A short-length art film launched on 23 September touches on the feeling that something about our climate has irrevocably changed. The film, entitled «Hvítr», is directed and filmed by Johan Wildhagen and features original music by his daughter, the artist Fay Wildhagen.

"We keep talking about what is about to change, but speak less of how we all experience emerging change in our surroundings", says Halvor Dannevig, Head of Research at Western Norway Research Institute, who commissioned the short film through Noradapt (The Norwegian Research Centre on Sustainable Climate Change Adaptation).

What we have lost

Aerial photograph from the short film "Hvítr" by Johan Wildhagen.

How do you feel about the fact that the snowmen of your childhood can no longer be built? Or having to move from your home town because the rise in forest fires makes the air awful for everyone with asthma, not to mention when you realise that your house could well, at some point in the near future, be swept away by a flash flood?

The personal climate stories – how the effects of climate change are being observed and afflict people in various countries – was the topic of a climate workshop organised by the United World College Red Cross Nordic in Fjaler, Norway on 22 September 2020. The workshop was a side event of the annual conference co-organised by Noradapt and Western Norway Research Institute.
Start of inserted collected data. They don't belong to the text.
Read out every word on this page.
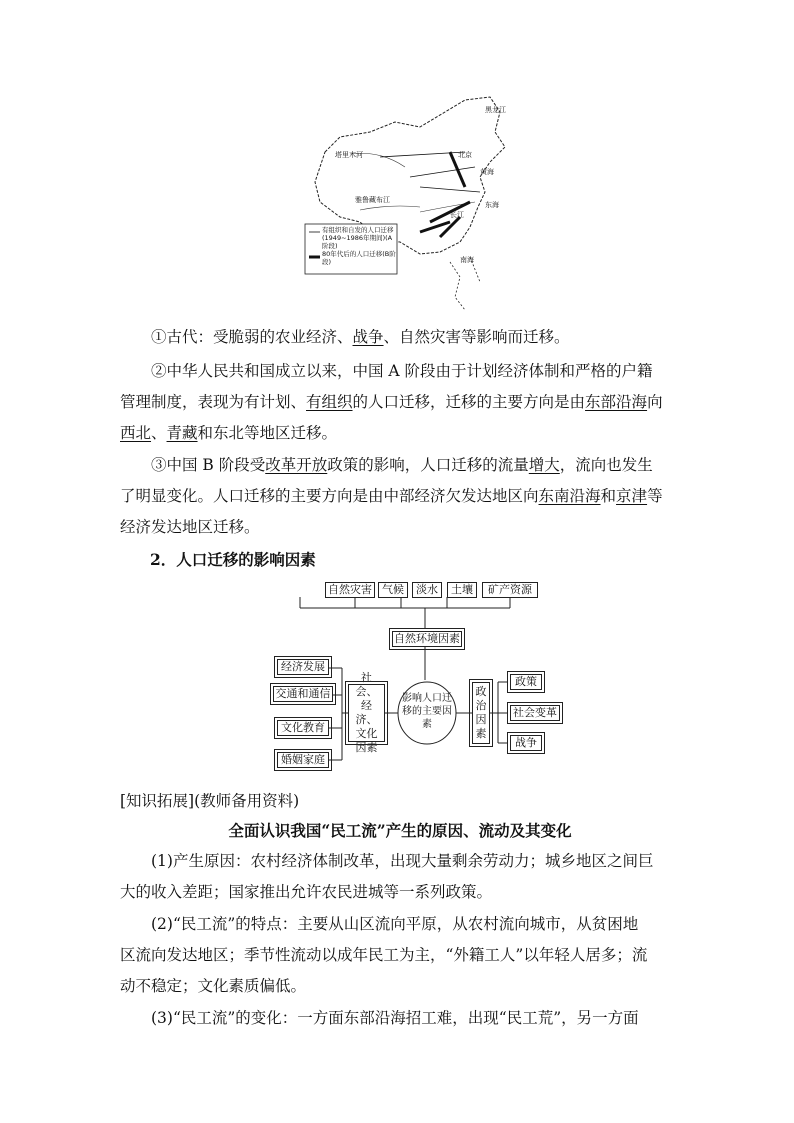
塔里木河
雅鲁藏布江
黑龙江
北京
黄海
东海
南海
长江
有组织和自发的人口迁移(1949~1986年期间)(A阶段)
80年代后的人口迁移(B阶段)

①古代：受脆弱的农业经济、战争、自然灾害等影响而迁移。

②中华人民共和国成立以来，中国 A 阶段由于计划经济体制和严格的户籍
管理制度，表现为有计划、有组织的人口迁移，迁移的主要方向是由东部沿海向
西北、青藏和东北等地区迁移。

③中国 B 阶段受改革开放政策的影响，人口迁移的流量增大，流向也发生
了明显变化。人口迁移的主要方向是由中部经济欠发达地区向东南沿海和京津等
经济发达地区迁移。

2．人口迁移的影响因素

自然灾害 气候	淡水	土壤	矿产资源
自然环境因素
经济发展
交通和通信
文化教育
婚姻家庭
社会、经济、文化因素
影响人口迁移的主要因素
政治因素
政策
社会变革
战争

[知识拓展](教师备用资料)

全面认识我国“民工流”产生的原因、流动及其变化

(1)产生原因：农村经济体制改革，出现大量剩余劳动力；城乡地区之间巨
大的收入差距；国家推出允许农民进城等一系列政策。

(2)“民工流”的特点：主要从山区流向平原，从农村流向城市，从贫困地
区流向发达地区；季节性流动以成年民工为主，“外籍工人”以年轻人居多；流
动不稳定；文化素质偏低。

(3)“民工流”的变化：一方面东部沿海招工难，出现“民工荒”，另一方面
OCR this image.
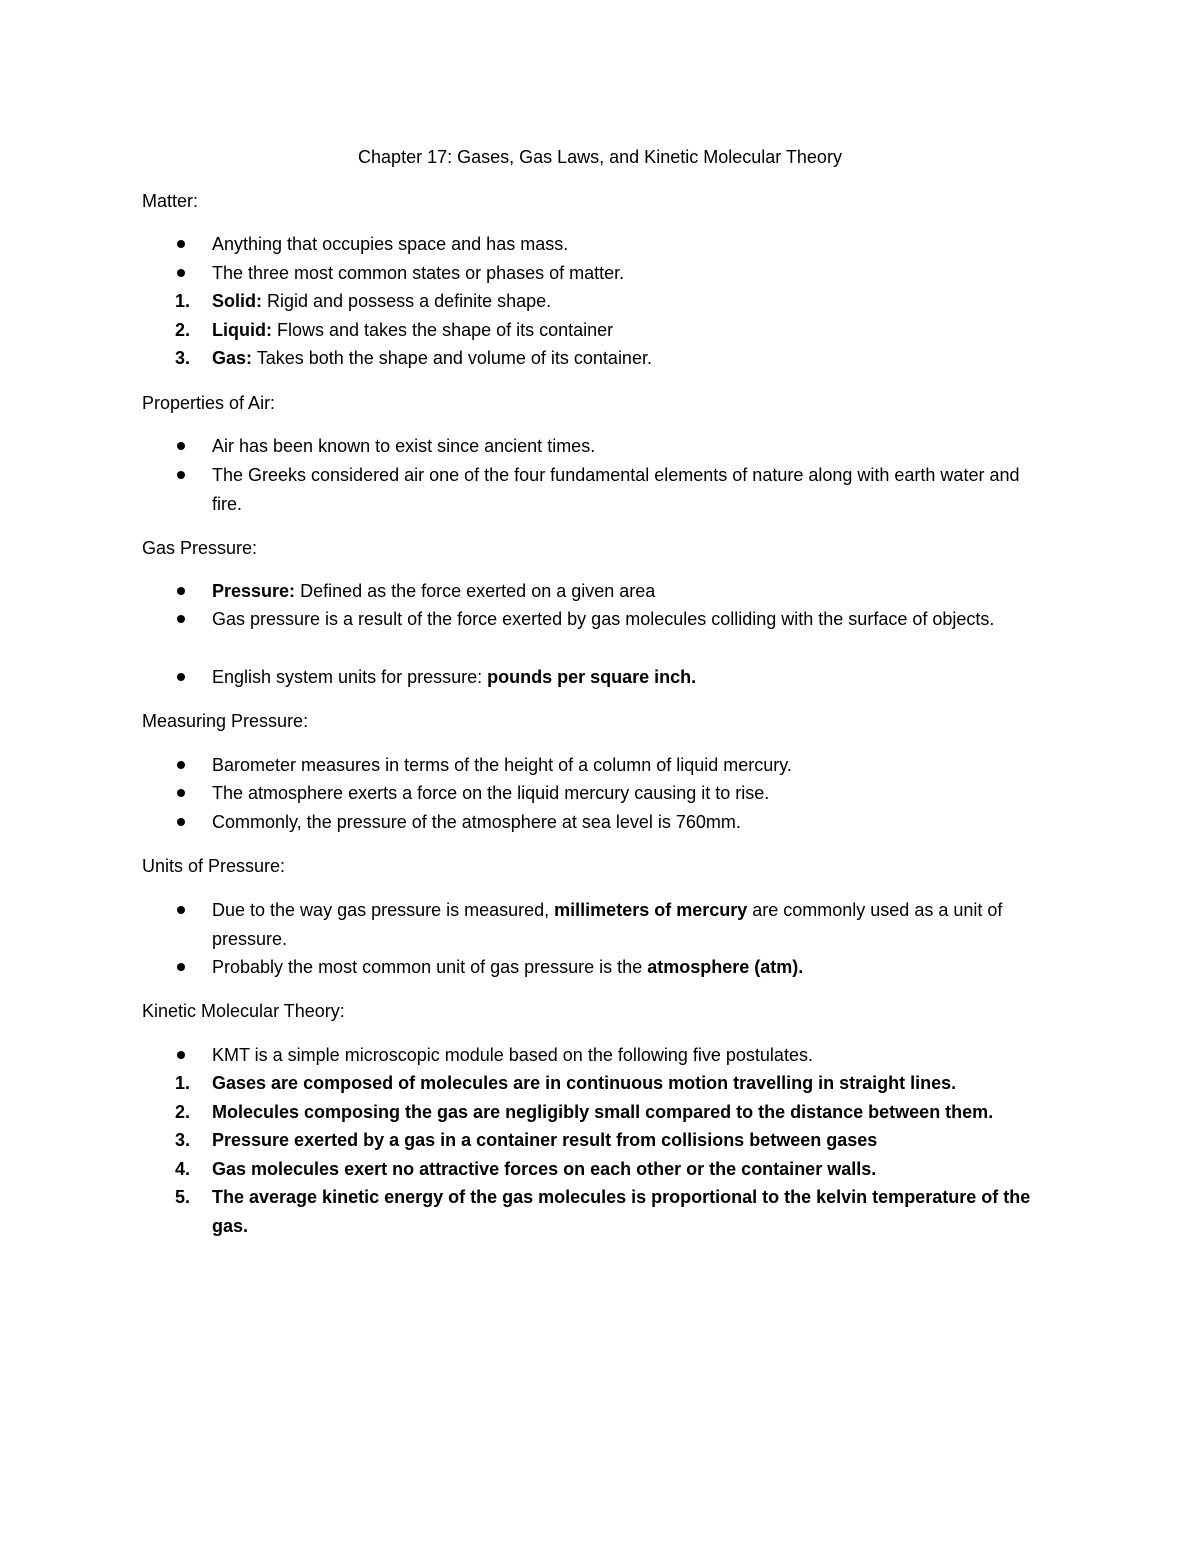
Chapter 17: Gases, Gas Laws, and Kinetic Molecular Theory
Matter:
Anything that occupies space and has mass.
The three most common states or phases of matter.
1. Solid: Rigid and possess a definite shape.
2. Liquid: Flows and takes the shape of its container
3. Gas: Takes both the shape and volume of its container.
Properties of Air:
Air has been known to exist since ancient times.
The Greeks considered air one of the four fundamental elements of nature along with earth water and fire.
Gas Pressure:
Pressure: Defined as the force exerted on a given area
Gas pressure is a result of the force exerted by gas molecules colliding with the surface of objects.
English system units for pressure: pounds per square inch.
Measuring Pressure:
Barometer measures in terms of the height of a column of liquid mercury.
The atmosphere exerts a force on the liquid mercury causing it to rise.
Commonly, the pressure of the atmosphere at sea level is 760mm.
Units of Pressure:
Due to the way gas pressure is measured, millimeters of mercury are commonly used as a unit of pressure.
Probably the most common unit of gas pressure is the atmosphere (atm).
Kinetic Molecular Theory:
KMT is a simple microscopic module based on the following five postulates.
1. Gases are composed of molecules are in continuous motion travelling in straight lines.
2. Molecules composing the gas are negligibly small compared to the distance between them.
3. Pressure exerted by a gas in a container result from collisions between gases
4. Gas molecules exert no attractive forces on each other or the container walls.
5. The average kinetic energy of the gas molecules is proportional to the kelvin temperature of the gas.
Young people from various countries spoke about past and present weather conditions and how they deal with the change. 

The fact that we often engage our rationality rather than our emotions when we discuss climate change, is one of the reasons why Noradapt commissioned the short film «Hvítr», a filmmaker's attempt at letting us experience the worrying changes all Norwegian skiers have observed when it comes to snow cover and winter temperatures. Wildhagen's beautiful imagery is carefully wrapped in music and aesthetics, combining to bring about a somewhat melancholic and reflective mood.

"As researchers working to raise more awareness of climate change, we have been eager to make use of new ways of engaging the public in the fact that our climate is changing", says Halvor Dannevig. Together with Carlo Aall, the Head of Noradapt, he commissioned «Hvítr» as a part of the research centre's outreach in the field of climate change adaptation.

Father and daughter

The director of "Hvítr", the Norwegian photographer and director Johan Wildhagen, is passionate about climate and environment issues as well as a lover of the outdoors. He has previously directed the alternative ski film «Rewild», which focuses on man's connection with nature and the love of snow.

The graphic designer Halvor Bodin has developed the visual art of the opening sequence. The graphics are based on ice measurements from the Jostedalsbreen glacier. (Photo: Johan Wildhagen)

The film was shown in Sogndal in 2018. At this viewing, the idea of a short film on climate change was born. The title «Hvítr» is the Norse word for "white".

Wildhagen's daughter, the artist Fay Wildhagen, has created the music exclusively for the shot film. Graphic designer and artist Halvor Bodin developed the graphical elements from the film's opening sequence on the basis of ice measurements from the Jostedalsbreen glacier.